For its part, Citizens for Responsibility and Ethics in Washington (CREW) filed a Thursday complaint with the IRS about Americans for Job Security, a tax-exempt group whose work cannot be primarily political.
But CREW, in 50 pages worth of records, says that AJS put close to three-quarters of its 2010 spending into political campaigns, and that the IRS should revoke the group’s tax-exempt status.
In its complaint, CREW said that then-Reps. Rick Boucher (D-Va.) and Michael Arcuri (D-N.Y.) were among the candidates that AJS, a 501(c)(6) group which bills itself as a “pro-business issue advocacy organization,” had targeted in 2010. CREW had previously filed a complaint against the group in 2004.
William McGinley, a Patton Boggs attorney who represents AJS, said he was confident the government would dismiss what he dubbed “the latest step in CREW’s harassment campaign against free-market, pro-economic growth organizations.”

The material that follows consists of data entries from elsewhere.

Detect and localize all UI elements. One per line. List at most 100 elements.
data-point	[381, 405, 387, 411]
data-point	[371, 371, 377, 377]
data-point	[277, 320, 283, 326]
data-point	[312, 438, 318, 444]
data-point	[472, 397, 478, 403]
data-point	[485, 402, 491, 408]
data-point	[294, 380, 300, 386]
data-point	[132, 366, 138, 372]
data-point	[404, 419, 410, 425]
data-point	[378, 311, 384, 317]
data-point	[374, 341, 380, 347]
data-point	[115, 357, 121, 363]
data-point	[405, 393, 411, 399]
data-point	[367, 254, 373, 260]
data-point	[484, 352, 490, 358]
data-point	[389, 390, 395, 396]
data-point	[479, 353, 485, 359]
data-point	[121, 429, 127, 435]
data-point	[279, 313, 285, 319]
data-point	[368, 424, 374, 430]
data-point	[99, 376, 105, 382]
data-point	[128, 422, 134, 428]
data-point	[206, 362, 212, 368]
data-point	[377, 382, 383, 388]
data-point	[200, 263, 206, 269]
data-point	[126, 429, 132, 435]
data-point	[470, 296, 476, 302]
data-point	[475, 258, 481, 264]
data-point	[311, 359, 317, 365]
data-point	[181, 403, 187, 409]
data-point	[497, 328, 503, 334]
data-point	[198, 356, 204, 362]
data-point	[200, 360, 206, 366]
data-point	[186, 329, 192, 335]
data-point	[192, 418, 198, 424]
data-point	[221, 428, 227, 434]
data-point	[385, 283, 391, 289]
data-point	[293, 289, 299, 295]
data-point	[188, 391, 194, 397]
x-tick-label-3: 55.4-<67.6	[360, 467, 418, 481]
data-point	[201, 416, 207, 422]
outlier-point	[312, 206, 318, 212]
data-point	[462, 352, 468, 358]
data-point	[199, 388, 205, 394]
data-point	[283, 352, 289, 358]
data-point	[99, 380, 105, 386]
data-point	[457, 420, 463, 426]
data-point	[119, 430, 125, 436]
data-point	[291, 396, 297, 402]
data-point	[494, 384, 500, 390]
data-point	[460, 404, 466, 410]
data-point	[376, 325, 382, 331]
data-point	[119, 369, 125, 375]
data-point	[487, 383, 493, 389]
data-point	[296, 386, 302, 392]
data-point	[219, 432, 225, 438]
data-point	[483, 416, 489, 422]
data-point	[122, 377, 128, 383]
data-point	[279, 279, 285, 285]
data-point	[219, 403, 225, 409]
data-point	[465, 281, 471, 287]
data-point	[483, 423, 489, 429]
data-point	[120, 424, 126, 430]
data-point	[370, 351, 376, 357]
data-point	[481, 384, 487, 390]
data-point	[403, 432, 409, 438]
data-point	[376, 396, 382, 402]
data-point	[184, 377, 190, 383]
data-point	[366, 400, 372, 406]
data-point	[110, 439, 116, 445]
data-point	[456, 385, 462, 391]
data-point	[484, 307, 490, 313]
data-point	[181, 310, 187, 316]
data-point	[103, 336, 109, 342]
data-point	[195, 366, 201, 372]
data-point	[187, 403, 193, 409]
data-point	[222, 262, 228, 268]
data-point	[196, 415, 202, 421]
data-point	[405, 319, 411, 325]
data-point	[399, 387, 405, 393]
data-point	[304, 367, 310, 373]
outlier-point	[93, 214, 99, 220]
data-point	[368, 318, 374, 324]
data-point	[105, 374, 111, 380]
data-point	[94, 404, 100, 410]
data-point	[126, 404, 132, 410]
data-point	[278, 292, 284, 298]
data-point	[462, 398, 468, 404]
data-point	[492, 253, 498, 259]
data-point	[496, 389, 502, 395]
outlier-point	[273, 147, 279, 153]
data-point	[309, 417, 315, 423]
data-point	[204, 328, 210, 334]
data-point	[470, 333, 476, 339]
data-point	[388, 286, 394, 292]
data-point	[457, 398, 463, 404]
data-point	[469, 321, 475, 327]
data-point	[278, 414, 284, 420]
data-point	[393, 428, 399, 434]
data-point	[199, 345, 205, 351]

“The latest frivolous complaint filed by CREW, a liberal soft-money group, is simply wrong on the facts and the law,” McGinley, a former general counsel to the National Republican Senatorial Committee, said in a statement.
As it stands, Republican and conservative leaning “super PACs” have been outpacing their counterparts on the left in the money race.
But some Republicans have also been targeted by the groups. The Campaign for Primary Accountability, a group going after incumbents from both parties in safe districts, played a role in Rep. Jean Schmidt’s (R-Ohio) primary loss this week.
The group has also put Rep. Spencer Bachus and Jo Bonner, both Alabama Republicans, in their sights in advance of the state’s primary next week.
Outside groups are also playing a role in Hatch’s race for re-election, with the Utah senator facing a potentially difficult path to a seventh term.
On the other side of the aisle, House Democrats and Minority Leader Nancy Pelosi (D-Calif.) have made campaign finance reform a priority, in large part due to the influence of super PACs.